Literacy requirements for voting are almost as old as the concept of voting is itself. The theoretical basis for them was that illiterate persons were not sufficiently informed about the candidates and issues involved to be able to make a truly informed decision. In practice, however, the literacy requirement was often used to prevent those determined by the ruling class to be undesirable, such as the poor, racial and ethnic minorities, and other groups that it wished to see disenfranchised, from voting.

The literacy test became of prime importance when the 15th Amendment to the United States Constitution was ratified in the wake of the American Civil War. This amendment forbade any state from forbidding any male citizen aged twenty-one or over from voting on the basis of race. It did not, however, prevent the implementation of other qualifications for voting. Since few whites in the Southern United States in that era desired blacks to vote, they developed the "literacy test", which was usually a virtually impossible test on American government which would be given only to blacks.
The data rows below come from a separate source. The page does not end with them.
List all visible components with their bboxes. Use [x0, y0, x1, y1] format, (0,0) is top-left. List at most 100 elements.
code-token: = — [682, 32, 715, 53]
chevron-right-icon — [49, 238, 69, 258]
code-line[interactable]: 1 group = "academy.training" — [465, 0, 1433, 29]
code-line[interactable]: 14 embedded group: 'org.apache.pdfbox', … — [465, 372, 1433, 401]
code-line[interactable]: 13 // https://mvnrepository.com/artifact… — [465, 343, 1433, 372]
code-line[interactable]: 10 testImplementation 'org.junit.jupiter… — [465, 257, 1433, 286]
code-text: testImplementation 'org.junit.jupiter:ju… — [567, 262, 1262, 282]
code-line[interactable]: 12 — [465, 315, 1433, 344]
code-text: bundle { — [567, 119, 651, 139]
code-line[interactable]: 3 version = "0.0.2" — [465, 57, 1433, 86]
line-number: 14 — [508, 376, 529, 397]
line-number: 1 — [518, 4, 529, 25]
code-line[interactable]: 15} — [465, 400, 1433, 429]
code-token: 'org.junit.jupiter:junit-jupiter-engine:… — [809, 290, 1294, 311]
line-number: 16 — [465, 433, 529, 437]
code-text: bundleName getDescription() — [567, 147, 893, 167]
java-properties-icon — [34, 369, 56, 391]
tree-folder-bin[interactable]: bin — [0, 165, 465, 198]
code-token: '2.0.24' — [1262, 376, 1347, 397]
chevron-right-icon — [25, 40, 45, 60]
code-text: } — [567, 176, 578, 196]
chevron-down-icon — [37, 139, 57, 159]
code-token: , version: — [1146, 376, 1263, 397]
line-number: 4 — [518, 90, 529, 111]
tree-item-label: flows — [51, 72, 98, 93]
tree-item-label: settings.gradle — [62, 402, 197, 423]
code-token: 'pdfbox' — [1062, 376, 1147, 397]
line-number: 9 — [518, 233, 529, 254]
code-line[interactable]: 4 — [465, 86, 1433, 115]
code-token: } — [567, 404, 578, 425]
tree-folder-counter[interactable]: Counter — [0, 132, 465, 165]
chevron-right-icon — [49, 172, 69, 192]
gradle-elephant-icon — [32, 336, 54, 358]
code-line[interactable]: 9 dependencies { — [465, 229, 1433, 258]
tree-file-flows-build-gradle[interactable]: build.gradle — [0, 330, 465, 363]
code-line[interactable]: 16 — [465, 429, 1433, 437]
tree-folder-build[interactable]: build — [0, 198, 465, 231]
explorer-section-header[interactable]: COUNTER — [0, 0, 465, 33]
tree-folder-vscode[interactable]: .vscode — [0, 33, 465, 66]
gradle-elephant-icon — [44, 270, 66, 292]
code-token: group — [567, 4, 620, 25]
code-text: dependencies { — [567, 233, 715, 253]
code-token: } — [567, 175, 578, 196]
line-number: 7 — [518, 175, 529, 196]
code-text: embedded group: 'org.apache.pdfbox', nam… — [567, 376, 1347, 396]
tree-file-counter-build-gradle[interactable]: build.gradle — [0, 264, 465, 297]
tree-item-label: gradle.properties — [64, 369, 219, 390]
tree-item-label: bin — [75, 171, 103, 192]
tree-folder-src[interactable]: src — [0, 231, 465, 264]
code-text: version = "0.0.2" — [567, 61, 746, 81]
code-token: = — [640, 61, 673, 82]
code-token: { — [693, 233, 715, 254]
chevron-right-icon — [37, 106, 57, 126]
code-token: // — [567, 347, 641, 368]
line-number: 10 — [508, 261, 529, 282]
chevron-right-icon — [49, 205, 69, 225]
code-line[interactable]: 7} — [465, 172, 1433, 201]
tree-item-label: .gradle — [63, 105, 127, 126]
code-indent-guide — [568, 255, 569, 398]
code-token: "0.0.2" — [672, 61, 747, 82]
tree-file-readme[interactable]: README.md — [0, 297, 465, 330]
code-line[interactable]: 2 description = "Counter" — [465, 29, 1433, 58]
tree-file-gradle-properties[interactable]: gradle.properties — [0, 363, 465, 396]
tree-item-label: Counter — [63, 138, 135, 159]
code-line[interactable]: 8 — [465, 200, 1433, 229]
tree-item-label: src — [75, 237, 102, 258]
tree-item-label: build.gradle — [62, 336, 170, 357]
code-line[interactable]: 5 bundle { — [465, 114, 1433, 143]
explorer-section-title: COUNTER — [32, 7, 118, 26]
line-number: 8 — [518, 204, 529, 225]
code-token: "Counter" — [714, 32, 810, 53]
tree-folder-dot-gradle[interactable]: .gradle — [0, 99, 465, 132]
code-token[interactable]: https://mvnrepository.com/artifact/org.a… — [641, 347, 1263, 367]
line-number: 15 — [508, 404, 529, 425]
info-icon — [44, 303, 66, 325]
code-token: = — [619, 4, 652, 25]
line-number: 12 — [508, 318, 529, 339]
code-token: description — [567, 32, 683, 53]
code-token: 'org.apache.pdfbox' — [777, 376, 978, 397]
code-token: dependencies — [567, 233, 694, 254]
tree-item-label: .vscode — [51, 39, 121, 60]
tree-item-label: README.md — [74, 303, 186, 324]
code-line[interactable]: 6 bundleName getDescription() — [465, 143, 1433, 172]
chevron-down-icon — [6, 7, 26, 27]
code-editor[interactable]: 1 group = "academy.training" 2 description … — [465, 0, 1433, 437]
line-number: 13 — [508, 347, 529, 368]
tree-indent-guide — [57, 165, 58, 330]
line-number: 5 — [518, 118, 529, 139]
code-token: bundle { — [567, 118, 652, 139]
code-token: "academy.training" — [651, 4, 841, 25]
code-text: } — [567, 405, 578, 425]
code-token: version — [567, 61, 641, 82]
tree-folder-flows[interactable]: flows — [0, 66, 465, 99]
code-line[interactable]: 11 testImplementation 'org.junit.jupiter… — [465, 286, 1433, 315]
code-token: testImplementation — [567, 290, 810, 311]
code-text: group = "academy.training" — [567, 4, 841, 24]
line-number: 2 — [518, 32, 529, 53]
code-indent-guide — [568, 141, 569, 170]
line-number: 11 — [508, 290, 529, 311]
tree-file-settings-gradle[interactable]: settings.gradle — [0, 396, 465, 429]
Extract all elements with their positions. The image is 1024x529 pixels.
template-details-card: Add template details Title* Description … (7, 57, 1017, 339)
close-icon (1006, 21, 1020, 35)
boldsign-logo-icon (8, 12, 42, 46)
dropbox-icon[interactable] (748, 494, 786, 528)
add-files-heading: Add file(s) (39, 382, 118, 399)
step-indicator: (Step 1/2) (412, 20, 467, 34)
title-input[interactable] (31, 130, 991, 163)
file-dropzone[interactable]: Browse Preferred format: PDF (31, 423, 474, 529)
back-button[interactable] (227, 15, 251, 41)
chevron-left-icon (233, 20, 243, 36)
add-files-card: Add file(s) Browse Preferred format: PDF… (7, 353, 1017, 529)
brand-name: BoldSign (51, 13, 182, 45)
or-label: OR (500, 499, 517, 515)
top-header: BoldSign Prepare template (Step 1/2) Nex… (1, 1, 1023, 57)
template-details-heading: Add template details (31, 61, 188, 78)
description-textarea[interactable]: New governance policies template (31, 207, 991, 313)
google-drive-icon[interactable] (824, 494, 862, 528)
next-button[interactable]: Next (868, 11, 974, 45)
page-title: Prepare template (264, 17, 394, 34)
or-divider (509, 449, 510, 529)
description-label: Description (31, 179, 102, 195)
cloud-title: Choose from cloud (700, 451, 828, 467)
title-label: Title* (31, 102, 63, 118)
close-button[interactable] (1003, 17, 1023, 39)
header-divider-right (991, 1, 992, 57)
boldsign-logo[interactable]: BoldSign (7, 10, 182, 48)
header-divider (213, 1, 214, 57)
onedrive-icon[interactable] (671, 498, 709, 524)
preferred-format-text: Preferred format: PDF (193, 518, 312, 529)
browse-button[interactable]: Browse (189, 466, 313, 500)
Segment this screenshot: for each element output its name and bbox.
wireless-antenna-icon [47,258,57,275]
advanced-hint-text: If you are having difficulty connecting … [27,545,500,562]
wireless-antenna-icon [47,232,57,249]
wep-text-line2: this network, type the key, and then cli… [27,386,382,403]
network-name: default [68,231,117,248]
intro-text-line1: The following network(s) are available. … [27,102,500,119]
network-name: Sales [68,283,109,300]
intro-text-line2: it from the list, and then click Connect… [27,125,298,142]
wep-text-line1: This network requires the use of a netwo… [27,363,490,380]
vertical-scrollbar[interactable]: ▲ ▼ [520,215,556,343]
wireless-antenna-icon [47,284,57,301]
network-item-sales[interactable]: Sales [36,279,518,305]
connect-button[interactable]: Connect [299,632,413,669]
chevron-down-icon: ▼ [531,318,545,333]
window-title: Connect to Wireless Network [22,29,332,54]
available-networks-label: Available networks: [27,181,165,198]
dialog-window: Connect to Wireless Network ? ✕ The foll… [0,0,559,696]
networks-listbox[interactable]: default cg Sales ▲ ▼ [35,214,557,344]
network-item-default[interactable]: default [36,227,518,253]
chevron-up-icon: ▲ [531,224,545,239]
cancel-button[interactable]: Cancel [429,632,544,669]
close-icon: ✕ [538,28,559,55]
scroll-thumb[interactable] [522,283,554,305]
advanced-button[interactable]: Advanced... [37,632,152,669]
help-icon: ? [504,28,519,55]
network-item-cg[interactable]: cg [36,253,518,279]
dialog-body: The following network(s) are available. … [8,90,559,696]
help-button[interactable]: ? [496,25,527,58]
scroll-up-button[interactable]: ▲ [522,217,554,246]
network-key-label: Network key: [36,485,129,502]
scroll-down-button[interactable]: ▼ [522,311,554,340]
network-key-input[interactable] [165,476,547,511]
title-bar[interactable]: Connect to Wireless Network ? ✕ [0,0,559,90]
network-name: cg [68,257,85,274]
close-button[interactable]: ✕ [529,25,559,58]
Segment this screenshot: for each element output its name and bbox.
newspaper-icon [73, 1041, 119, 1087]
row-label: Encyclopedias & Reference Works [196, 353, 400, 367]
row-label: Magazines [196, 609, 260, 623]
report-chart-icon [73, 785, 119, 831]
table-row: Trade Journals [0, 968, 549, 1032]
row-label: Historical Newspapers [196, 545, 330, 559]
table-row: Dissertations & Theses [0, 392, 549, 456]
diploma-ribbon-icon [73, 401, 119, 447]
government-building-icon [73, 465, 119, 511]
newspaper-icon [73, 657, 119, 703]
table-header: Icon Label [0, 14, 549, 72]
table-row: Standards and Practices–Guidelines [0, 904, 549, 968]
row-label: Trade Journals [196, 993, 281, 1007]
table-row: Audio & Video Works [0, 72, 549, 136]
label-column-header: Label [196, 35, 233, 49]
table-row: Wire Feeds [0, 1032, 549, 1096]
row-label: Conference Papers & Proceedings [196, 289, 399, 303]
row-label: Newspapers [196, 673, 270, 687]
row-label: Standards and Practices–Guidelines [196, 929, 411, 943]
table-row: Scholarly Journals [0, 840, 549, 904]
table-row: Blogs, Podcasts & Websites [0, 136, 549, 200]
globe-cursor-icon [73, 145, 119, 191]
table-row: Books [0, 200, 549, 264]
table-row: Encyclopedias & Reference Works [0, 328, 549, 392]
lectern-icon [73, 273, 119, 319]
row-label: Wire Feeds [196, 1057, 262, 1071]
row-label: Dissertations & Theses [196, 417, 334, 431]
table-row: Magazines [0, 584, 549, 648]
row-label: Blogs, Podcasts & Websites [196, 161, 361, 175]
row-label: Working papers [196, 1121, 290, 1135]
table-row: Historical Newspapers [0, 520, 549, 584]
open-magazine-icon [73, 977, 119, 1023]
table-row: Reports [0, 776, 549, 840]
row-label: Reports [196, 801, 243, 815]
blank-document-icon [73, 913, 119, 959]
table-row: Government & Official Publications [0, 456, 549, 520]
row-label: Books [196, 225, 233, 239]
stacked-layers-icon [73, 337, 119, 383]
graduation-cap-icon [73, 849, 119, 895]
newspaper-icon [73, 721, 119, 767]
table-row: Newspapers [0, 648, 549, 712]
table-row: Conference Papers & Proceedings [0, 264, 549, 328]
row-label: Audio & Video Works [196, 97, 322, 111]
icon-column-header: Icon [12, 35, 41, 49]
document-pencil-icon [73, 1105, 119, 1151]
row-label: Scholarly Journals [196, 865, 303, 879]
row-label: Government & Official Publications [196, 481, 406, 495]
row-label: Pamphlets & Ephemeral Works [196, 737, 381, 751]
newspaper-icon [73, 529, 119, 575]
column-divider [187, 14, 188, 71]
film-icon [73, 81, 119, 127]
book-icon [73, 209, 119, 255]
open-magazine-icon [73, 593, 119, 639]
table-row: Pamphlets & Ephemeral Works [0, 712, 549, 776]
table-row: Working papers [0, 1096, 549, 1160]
Whites were often allowed to vote even if they were illiterate, sometimes by the invocation of a grandfather clause which stated that literacy requirements could be waived if a potential voter's grandfather had been a qualified voter, a virtual impossibility for blacks of that era.

Literacy tests for voting were banned by the Voting Rights Act of 1965, and now laws require the printing of ballots in languages other than English in areas where there are high concentrations of non-English-speaking voters, and arrangements are made to assist the illiterate in voting. Literacy tests for voting in the United States thus no longer exist. However, the naturalization process in the United States still requires a literacy test.